Così l’Unione medico missionaria italiana (Ummi), che da anni opera in Andra Pradesh, ha lanciato nel 2004 un appello a Caritas Antoniana: «Aiutateci a fare in modo che questa risorsa produca reddito per i tribali e non sia più fonte di sfruttamento». La richiesta si basa sulla considerazione che vendere la materia prima rende molto meno che vendere il prodotto finito.
Il progetto, finanziato dalla Caritas Antoniana nel 2004 per un totale di 13.500 euro, consisteva nella creazione di tre unità di lavoro dove far convergere e trasformare le foglie provenienti da quattro villaggi sperduti dei distretti di Khammam e West Godavari. Il finanziamento ha reso possibile l’acquisto delle macchine e la copertura dei costi di avviamento dell’attività. A gestire il progetto in ogni sua fase è stata Seeds, una ong locale, da anni impegnata nella promozione umana e sociale della popolazione tribale.
I risultati? Eccezionali e non solo dal punto di vista economico.
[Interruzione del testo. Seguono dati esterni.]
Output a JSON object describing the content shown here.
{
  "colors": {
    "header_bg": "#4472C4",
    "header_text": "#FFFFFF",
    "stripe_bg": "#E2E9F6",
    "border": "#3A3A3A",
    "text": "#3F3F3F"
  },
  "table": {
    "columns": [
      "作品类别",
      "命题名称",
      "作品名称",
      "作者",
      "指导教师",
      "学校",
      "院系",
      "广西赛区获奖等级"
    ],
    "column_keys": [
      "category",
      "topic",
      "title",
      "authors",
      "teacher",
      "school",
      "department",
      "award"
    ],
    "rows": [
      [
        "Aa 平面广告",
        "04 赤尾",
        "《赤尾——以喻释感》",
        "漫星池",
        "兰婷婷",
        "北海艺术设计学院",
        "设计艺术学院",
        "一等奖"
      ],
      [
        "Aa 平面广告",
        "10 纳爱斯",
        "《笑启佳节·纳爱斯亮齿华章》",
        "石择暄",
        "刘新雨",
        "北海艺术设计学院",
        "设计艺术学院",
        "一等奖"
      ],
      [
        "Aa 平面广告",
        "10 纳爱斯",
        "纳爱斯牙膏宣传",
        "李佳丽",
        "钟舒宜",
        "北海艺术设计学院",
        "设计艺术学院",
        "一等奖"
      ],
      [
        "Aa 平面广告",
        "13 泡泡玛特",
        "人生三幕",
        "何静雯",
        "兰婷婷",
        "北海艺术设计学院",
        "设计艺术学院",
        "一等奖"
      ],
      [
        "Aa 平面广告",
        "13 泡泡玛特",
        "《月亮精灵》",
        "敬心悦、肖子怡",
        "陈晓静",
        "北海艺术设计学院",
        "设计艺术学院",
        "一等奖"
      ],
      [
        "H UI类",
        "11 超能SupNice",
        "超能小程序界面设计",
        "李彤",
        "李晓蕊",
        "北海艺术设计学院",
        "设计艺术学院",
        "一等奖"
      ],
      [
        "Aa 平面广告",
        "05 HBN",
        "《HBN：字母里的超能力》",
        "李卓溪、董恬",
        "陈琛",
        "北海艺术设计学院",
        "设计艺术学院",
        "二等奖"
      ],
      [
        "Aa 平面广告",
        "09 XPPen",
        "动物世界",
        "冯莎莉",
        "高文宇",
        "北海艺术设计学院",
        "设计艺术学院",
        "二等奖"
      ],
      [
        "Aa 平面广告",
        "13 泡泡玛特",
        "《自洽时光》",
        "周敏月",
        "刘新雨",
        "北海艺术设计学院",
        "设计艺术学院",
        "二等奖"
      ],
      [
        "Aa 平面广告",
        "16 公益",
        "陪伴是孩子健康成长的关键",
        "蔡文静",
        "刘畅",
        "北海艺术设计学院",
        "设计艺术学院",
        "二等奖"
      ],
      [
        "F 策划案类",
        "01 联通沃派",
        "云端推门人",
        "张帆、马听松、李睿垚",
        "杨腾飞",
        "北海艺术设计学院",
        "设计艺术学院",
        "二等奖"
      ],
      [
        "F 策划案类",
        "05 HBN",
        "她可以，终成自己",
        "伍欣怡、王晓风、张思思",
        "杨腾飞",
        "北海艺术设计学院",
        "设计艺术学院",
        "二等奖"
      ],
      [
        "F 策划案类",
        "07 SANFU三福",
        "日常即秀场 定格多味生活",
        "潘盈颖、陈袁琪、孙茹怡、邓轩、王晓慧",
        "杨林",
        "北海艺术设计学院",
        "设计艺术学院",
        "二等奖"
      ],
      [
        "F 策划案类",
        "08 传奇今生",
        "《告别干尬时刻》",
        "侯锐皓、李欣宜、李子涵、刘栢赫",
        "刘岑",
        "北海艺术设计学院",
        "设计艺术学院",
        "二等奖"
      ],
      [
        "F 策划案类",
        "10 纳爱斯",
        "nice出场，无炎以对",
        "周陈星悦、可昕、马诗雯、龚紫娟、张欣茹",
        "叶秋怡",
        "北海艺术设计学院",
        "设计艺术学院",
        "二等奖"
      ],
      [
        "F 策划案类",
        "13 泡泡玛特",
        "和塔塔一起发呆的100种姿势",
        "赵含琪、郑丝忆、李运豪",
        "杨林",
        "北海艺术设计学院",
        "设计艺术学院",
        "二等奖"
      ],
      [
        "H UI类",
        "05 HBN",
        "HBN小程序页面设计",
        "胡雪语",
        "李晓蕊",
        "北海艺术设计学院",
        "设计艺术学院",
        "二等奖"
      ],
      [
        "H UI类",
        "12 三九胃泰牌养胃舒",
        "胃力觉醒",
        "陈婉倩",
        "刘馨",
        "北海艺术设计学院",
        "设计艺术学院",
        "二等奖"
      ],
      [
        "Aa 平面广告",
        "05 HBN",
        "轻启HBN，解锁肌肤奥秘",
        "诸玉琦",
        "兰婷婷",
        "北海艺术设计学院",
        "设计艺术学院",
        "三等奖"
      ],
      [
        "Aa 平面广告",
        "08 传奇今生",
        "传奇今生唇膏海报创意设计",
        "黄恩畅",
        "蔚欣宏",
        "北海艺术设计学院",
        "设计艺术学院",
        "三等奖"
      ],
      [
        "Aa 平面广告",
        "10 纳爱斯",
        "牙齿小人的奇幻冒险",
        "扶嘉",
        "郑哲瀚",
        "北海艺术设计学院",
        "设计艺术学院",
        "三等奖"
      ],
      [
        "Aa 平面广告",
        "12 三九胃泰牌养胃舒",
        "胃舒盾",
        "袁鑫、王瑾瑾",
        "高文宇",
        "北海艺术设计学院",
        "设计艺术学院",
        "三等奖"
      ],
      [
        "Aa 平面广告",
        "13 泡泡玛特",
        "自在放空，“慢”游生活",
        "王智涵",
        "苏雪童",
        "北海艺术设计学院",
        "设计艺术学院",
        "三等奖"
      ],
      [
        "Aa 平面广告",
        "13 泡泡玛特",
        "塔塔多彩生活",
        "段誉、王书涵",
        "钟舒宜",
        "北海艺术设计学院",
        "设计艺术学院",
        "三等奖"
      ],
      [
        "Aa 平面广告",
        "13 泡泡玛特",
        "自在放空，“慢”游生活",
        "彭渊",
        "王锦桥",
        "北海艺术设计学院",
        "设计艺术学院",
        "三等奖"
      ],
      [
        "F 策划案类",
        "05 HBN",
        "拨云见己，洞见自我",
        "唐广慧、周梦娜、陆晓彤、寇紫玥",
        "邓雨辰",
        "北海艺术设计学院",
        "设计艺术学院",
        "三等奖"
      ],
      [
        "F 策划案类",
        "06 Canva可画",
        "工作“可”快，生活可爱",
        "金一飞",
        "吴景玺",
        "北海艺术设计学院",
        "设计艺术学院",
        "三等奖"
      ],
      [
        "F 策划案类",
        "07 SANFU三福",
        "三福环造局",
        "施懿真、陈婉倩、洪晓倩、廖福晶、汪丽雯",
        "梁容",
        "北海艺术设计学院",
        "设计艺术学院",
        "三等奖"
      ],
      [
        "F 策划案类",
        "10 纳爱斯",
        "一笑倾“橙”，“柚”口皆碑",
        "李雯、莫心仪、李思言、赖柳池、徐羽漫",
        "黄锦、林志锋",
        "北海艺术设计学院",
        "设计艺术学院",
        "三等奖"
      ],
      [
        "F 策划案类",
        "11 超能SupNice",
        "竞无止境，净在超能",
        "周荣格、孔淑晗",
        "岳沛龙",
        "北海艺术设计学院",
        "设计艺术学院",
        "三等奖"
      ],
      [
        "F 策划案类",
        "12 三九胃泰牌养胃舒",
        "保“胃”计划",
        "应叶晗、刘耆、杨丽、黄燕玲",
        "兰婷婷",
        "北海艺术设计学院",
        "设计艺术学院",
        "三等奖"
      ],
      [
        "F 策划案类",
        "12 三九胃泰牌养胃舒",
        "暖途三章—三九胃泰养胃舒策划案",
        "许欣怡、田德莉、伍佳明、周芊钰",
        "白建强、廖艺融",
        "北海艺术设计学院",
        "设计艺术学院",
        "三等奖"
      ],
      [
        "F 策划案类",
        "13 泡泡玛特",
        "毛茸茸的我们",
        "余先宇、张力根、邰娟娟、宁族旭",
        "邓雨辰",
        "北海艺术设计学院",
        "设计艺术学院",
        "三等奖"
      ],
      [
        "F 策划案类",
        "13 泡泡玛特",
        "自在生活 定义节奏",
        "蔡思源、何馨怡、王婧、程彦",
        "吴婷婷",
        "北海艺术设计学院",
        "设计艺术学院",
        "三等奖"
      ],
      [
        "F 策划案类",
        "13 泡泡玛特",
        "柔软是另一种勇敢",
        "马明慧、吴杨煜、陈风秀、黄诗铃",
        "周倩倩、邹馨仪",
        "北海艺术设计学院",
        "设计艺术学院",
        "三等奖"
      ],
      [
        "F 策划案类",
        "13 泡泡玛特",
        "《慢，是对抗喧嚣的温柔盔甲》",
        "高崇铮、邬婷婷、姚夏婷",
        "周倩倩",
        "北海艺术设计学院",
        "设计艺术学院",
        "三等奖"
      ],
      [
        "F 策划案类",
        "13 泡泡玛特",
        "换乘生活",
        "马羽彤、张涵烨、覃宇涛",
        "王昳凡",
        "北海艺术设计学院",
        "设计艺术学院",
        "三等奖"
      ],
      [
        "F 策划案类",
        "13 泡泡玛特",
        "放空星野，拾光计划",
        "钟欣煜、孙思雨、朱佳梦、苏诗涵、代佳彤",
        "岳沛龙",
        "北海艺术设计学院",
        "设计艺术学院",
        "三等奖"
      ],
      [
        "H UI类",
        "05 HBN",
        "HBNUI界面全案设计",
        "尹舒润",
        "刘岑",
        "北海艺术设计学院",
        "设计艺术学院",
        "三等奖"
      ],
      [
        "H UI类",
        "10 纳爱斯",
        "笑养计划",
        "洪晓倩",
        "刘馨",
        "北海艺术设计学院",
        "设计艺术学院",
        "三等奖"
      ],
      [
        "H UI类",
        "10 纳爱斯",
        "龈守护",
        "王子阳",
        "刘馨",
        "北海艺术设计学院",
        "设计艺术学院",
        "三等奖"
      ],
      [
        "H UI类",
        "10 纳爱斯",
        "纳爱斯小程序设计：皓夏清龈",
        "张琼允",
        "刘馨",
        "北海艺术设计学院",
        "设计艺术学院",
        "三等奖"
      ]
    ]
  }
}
A distanza di due anni, il progetto si è diramato ad altri tre villaggi e attualmente coinvolge 50 famiglie. «L’attività di produzione è comunitaria e si basa sul principio di mutuo soccorso – ci riferiscono dall’Ummi –. I giovani, in maggioranza ragazze, partecipano con entusiasmo; ormai controllano ogni fase del lavoro e della commercializzaione. Oggi la fame non fa più paura. Nelle ragazze sedute alle macchine per cucire le foglie vedi tutto l’orgoglio di un popolo che risorge».